The Secretary of State Mike Pompeo expressed hope that denuclearization talks with North Korea will resume in the coming days or weeks. According to the top official, President Trump would be very disappointed if the North leader doesn’t return to the negotiating table.

Meanwhile, paused negotiations on denuclearisation in North Korea will be on top of the agenda of the meeting between South Korea and the US. Both leaders, Moon Jae-in and Donald Trump, are expected to meet at the United Nations later this month, Moon’s office confirmed on Friday morning immediately after the announcement made by Pyongyang. North Korea insists on reopening denuclearisation talks with the United States within the month.

Trump and Kim are ready to resume denuc talks at the UN

On Thursday, President Trump said he is open to idea of reopening denuclearization talks, that important issue should be cleared as soon as possible. The US leader confirmed he is willing to have another meeting with Mr Kim, that would be their fourth since an unprecedented meeting.

John Bolton’s firing and launching a series of short-range missiles would be a precious addition to the upcoming denuc talks. Even without Mr Bolton’s hard-line it is unlikely to make the US goal of persuading Pyongyang to give up its nuclear weapons any easier.
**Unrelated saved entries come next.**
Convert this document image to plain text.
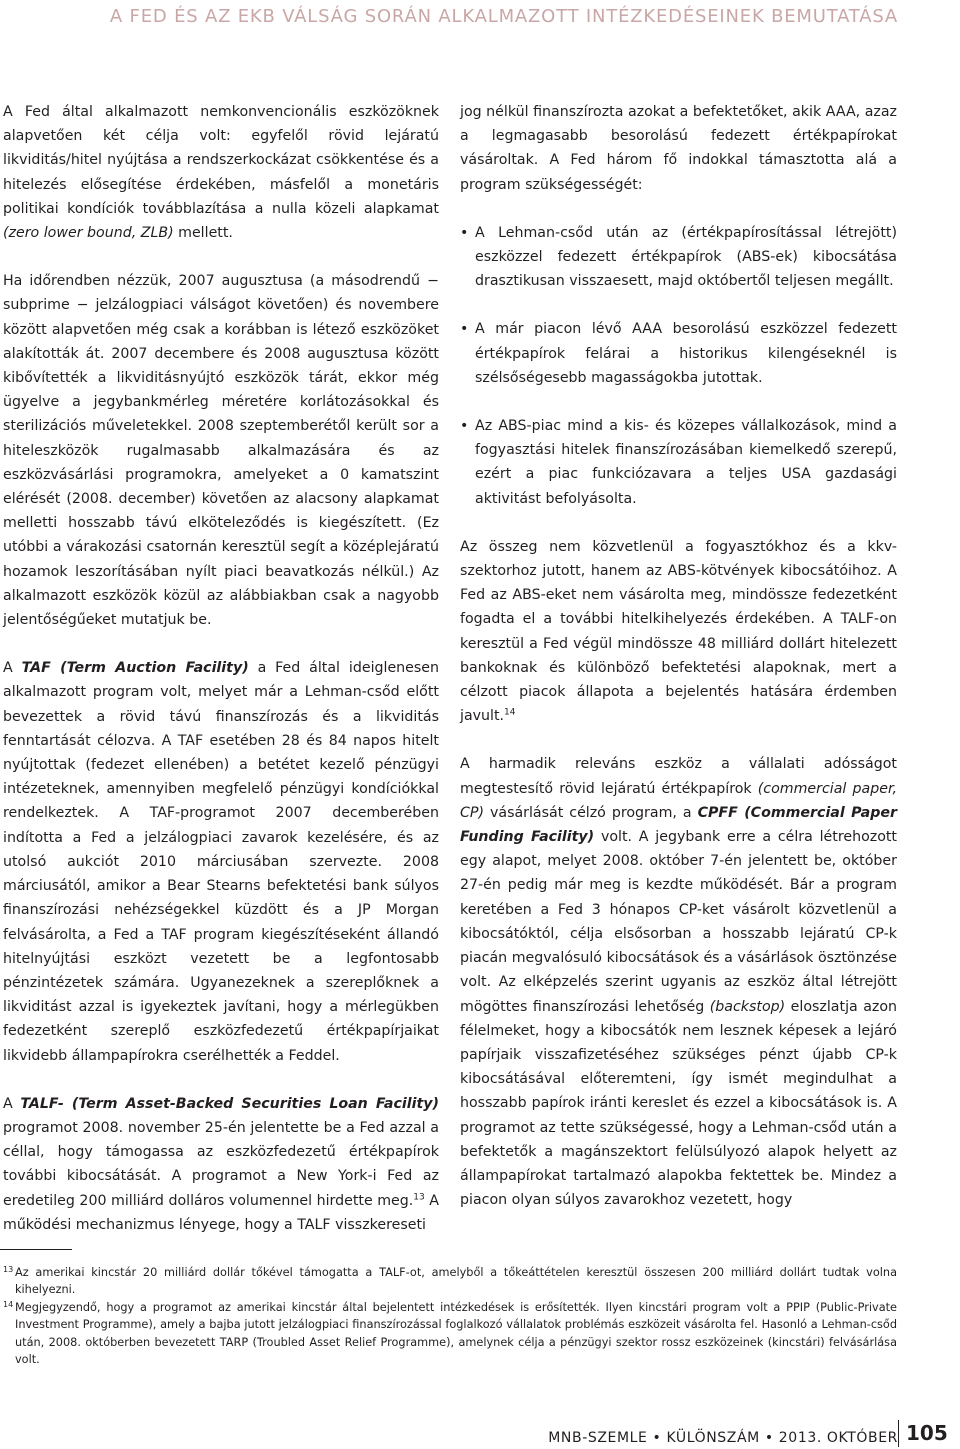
A FED ÉS AZ EKB VÁLSÁG SORÁN ALKALMAZOTT INTÉZKEDÉSEINEK BEMUTATÁSA

A Fed által alkalmazott nemkonvencionális eszközöknek alapvetően két célja volt: egyfelől rövid lejáratú likviditás/hitel nyújtása a rendszerkockázat csökkentése és a hitelezés elősegítése érdekében, másfelől a monetáris politikai kondíciók továbblazítása a nulla közeli alapkamat (zero lower bound, ZLB) mellett.

Ha időrendben nézzük, 2007 augusztusa (a másodrendű − subprime − jelzálogpiaci válságot követően) és novembere között alapvetően még csak a korábban is létező eszközöket alakították át. 2007 decembere és 2008 augusztusa között kibővítették a likviditásnyújtó eszközök tárát, ekkor még ügyelve a jegybankmérleg méretére korlátozásokkal és sterilizációs műveletekkel. 2008 szeptemberétől került sor a hiteleszközök rugalmasabb alkalmazására és az eszközvásárlási programokra, amelyeket a 0 kamatszint elérését (2008. december) követően az alacsony alapkamat melletti hosszabb távú elköteleződés is kiegészített. (Ez utóbbi a várakozási csatornán keresztül segít a középlejáratú hozamok leszorításában nyílt piaci beavatkozás nélkül.) Az alkalmazott eszközök közül az alábbiakban csak a nagyobb jelentőségűeket mutatjuk be.

A TAF (Term Auction Facility) a Fed által ideiglenesen alkalmazott program volt, melyet már a Lehman-csőd előtt bevezettek a rövid távú finanszírozás és a likviditás fenntartását célozva. A TAF esetében 28 és 84 napos hitelt nyújtottak (fedezet ellenében) a betétet kezelő pénzügyi intézeteknek, amennyiben megfelelő pénzügyi kondíciókkal rendelkeztek. A TAF-programot 2007 decemberében indította a Fed a jelzálogpiaci zavarok kezelésére, és az utolsó aukciót 2010 márciusában szervezte. 2008 márciusától, amikor a Bear Stearns befektetési bank súlyos finanszírozási nehézségekkel küzdött és a JP Morgan felvásárolta, a Fed a TAF program kiegészítéseként állandó hitelnyújtási eszközt vezetett be a legfontosabb pénzintézetek számára. Ugyanezeknek a szereplőknek a likviditást azzal is igyekeztek javítani, hogy a mérlegükben fedezetként szereplő eszközfedezetű értékpapírjaikat likvidebb állampapírokra cserélhették a Feddel.

A TALF- (Term Asset-Backed Securities Loan Facility) programot 2008. november 25-én jelentette be a Fed azzal a céllal, hogy támogassa az eszközfedezetű értékpapírok további kibocsátását. A programot a New York-i Fed az eredetileg 200 milliárd dolláros volumennel hirdette meg.$^{13}$ A működési mechanizmus lényege, hogy a TALF visszkereseti

jog nélkül finanszírozta azokat a befektetőket, akik AAA, azaz a legmagasabb besorolású fedezett értékpapírokat vásároltak. A Fed három fő indokkal támasztotta alá a program szükségességét:

• A Lehman-csőd után az (értékpapírosítással létrejött) eszközzel fedezett értékpapírok (ABS-ek) kibocsátása drasztikusan visszaesett, majd októbertől teljesen megállt.
• A már piacon lévő AAA besorolású eszközzel fedezett értékpapírok felárai a historikus kilengéseknél is szélsőségesebb magasságokba jutottak.
• Az ABS-piac mind a kis- és közepes vállalkozások, mind a fogyasztási hitelek finanszírozásában kiemelkedő szerepű, ezért a piac funkciózavara a teljes USA gazdasági aktivitást befolyásolta.

Az összeg nem közvetlenül a fogyasztókhoz és a kkv-szektorhoz jutott, hanem az ABS-kötvények kibocsátóihoz. A Fed az ABS-eket nem vásárolta meg, mindössze fedezetként fogadta el a további hitelkihelyezés érdekében. A TALF-on keresztül a Fed végül mindössze 48 milliárd dollárt hitelezett bankoknak és különböző befektetési alapoknak, mert a célzott piacok állapota a bejelentés hatására érdemben javult.$^{14}$

A harmadik releváns eszköz a vállalati adósságot megtestesítő rövid lejáratú értékpapírok (commercial paper, CP) vásárlását célzó program, a CPFF (Commercial Paper Funding Facility) volt. A jegybank erre a célra létrehozott egy alapot, melyet 2008. október 7-én jelentett be, október 27-én pedig már meg is kezdte működését. Bár a program keretében a Fed 3 hónapos CP-ket vásárolt közvetlenül a kibocsátóktól, célja elsősorban a hosszabb lejáratú CP-k piacán megvalósuló kibocsátások és a vásárlások ösztönzése volt. Az elképzelés szerint ugyanis az eszköz által létrejött mögöttes finanszírozási lehetőség (backstop) eloszlatja azon félelmeket, hogy a kibocsátók nem lesznek képesek a lejáró papírjaik visszafizetéséhez szükséges pénzt újabb CP-k kibocsátásával előteremteni, így ismét megindulhat a hosszabb papírok iránti kereslet és ezzel a kibocsátások is. A programot az tette szükségessé, hogy a Lehman-csőd után a befektetők a magánszektort felülsúlyozó alapok helyett az állampapírokat tartalmazó alapokba fektettek be. Mindez a piacon olyan súlyos zavarokhoz vezetett, hogy

13 Az amerikai kincstár 20 milliárd dollár tőkével támogatta a TALF-ot, amelyből a tőkeáttételen keresztül összesen 200 milliárd dollárt tudtak volna kihelyezni.

14 Megjegyzendő, hogy a programot az amerikai kincstár által bejelentett intézkedések is erősítették. Ilyen kincstári program volt a PPIP (Public-Private Investment Programme), amely a bajba jutott jelzálogpiaci finanszírozással foglalkozó vállalatok problémás eszközeit vásárolta fel. Hasonló a Lehman-csőd után, 2008. októberben bevezetett TARP (Troubled Asset Relief Programme), amelynek célja a pénzügyi szektor rossz eszközeinek (kincstári) felvásárlása volt.

MNB-SZEMLE • KÜLÖNSZÁM • 2013. OKTÓBER 105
North Korea: lifting the sanctions could be a perfect move made by the US

Pyongyang has also repeatedly called for US concessions on sanctions, warning that dealings between both sides could end unless Washington takes a fresh approach.

In recent weeks, North Korea has launched a series of short-range missiles, although it has also indicated it is willing to resume negotiations.

The peninsula has been divided since the 1950-53 Korean War, which ended with an armistice and not a peace treaty. The US, which backed South Korea during the conflict, still stations thousands of troops in the country.